Sorride il marinaio che nel frattempo ha raggiunto i gradi di capitano. Ha
smesso di pescare, ha aderito ai programmi di riconversione dell’Unione
Europea, e si è dedicato all’oceanografia. Ha comandato per cinque anni
“Universitatis”, la nave di ricerca organizzata da un consorzio di una trentina
di università italiane. Gli piaceva stare con i ricercatori e gli studenti.
“Scienziati del mare, geologi, geofisici, centoventi giorni all’anno di
missione scientifica. E’ mancata la parte commerciale, forse un consorzio così
numeroso era impossibile, avevano anche sottovalutato i costi di manutenzione.
Peccato”. E si vede che ne ha nostalgia. Anche se il lavoro non gli manca.
“Sono stato in Libano venti giorni fa.
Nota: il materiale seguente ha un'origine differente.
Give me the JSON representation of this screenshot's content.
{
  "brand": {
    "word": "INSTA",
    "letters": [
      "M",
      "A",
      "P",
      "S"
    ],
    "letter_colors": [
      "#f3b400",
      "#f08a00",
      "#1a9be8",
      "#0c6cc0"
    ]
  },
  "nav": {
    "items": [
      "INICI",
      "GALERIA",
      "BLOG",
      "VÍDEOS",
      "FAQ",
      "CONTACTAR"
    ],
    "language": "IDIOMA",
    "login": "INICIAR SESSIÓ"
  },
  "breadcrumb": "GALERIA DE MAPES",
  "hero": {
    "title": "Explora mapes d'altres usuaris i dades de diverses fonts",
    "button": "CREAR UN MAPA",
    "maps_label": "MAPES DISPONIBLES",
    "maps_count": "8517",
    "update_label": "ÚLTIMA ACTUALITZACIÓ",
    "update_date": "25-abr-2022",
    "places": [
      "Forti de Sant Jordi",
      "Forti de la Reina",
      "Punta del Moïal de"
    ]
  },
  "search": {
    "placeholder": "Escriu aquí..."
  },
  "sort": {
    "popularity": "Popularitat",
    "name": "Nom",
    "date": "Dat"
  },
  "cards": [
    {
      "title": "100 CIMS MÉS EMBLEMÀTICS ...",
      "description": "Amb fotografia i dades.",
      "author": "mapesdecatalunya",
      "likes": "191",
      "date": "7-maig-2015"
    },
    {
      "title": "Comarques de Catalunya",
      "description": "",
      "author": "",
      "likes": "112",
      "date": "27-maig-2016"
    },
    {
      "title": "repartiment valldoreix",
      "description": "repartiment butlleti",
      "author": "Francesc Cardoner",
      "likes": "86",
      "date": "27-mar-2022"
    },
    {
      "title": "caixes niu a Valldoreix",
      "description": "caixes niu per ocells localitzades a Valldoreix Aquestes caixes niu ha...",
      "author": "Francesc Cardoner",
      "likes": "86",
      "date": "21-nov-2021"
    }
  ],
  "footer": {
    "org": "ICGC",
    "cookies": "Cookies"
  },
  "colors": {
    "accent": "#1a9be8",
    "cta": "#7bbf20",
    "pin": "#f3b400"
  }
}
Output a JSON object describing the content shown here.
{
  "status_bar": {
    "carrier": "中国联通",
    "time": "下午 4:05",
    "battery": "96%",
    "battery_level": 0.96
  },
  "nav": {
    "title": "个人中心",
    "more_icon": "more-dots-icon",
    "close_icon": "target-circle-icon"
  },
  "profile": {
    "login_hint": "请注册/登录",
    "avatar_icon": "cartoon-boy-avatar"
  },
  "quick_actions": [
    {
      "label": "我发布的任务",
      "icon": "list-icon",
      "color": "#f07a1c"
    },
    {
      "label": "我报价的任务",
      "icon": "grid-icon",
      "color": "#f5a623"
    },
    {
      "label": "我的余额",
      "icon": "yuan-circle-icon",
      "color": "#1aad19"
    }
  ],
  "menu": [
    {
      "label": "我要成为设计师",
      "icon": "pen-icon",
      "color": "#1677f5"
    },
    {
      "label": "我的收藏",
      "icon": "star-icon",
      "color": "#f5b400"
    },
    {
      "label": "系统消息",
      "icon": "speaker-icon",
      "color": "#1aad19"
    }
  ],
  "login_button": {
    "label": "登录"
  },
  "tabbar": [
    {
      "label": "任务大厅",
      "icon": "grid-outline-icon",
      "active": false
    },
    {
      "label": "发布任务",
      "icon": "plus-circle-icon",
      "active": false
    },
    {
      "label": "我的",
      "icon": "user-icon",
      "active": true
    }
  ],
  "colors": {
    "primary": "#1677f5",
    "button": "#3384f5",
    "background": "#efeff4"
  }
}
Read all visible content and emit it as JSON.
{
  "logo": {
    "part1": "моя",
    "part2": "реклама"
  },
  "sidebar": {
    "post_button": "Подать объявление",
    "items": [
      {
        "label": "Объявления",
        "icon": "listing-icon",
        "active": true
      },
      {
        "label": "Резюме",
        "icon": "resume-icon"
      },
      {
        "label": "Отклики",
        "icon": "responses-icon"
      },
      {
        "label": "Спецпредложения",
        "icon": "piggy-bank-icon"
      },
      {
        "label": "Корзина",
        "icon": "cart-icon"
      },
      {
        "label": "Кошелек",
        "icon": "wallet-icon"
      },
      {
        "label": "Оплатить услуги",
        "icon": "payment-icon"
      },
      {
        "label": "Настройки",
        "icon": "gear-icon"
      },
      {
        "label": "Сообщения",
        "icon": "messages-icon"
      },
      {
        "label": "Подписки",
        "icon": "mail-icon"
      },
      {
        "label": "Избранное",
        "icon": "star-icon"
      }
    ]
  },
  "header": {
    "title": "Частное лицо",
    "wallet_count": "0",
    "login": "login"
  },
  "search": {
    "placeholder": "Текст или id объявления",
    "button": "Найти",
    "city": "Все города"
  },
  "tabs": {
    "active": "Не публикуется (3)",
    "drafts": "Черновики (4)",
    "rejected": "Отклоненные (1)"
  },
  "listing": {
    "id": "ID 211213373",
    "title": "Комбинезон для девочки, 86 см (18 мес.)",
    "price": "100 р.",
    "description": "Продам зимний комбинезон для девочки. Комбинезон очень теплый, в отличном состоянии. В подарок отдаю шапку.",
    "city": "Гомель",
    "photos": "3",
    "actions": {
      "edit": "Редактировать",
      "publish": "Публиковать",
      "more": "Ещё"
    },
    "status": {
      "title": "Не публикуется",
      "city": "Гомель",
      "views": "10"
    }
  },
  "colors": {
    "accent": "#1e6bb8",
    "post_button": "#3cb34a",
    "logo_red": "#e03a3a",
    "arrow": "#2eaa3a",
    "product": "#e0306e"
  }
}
La cooperazione internazionale ha
regalato un peschereccio dismesso al loro Cnr. Gli hanno dato i soldi per
attrezzature costose, ma loro non sapevano come usarlo. Sono andato a fare il testing a mare, ad allestirlo. Sono
belle queste cose un po’ strane, come quando ho allestito una nave svedese per
una ricerca sul patrimonio archeologico sottomarino di Cuba, nel ‘96 mi
sembra”.
Ora il capitano si è dato una sfida nuova: difendere Stromboli, costruirci relazioni più civili. “Quelli che amano Stromboli sono molti. Ma dispersi. Ci sono i residenti, quelli che hanno qui la casa e quelli che vengono in affitto. E tutti hanno problemi comuni, dalla spazzatura alle comunicazioni e ai trasporti, ce ne hanno tagliati la metà. Poi ci sono i problemi dei residenti, la scuola e la sanità. Perché non mettersi insieme? Così ho costruito un portale, Stromboli.net. Funziona come un blog multiautore. Ci si possono mettere foto simboliche, esperienze, problemi. Lo abbiamo aperto al consiglio di circoscrizione, sette persone, perché facciano sapere che cosa fanno. Sembra poco ma così si organizza una democrazia dal basso. Se no le cose ti passano sulla testa e vincono i furbi. Ho iniziato in primavera e già c’è un clima diverso, e infatti non ci sono più gli ‘api’ abusivi, i taxi possono essere solo elettrici, sono stati messi divieti orari per la circolazione a scoppio ed è pure finito l’affitto selvaggio delle moto ai non residenti. Certo, abbiamo bisogno di wi-fi, qui abbiamo problemi di campo. Hanno pensato di fare un aeroporto ma a internet no. Ci lavorerò io con amici siciliani, ho imparato con i sistemi satellitari sulle navi. D’altronde le reti devono essere di comunità, se no diventano solo grandi bacini di sondaggi per i colossi commerciali. Speriamo”.
Ma il capitano ha una speranza ancora più grande. Che gli arrivi prima o poi una legge sulle unioni civili per certificare la sua storia d’amore con Donatella. Dicono che serva alle borghesie salottiere di Roma e di Milano, quelle che hanno i mezzi per sfasciare e rifarsi le famiglie. E invece è in attesa anche l’ignoto marinaio.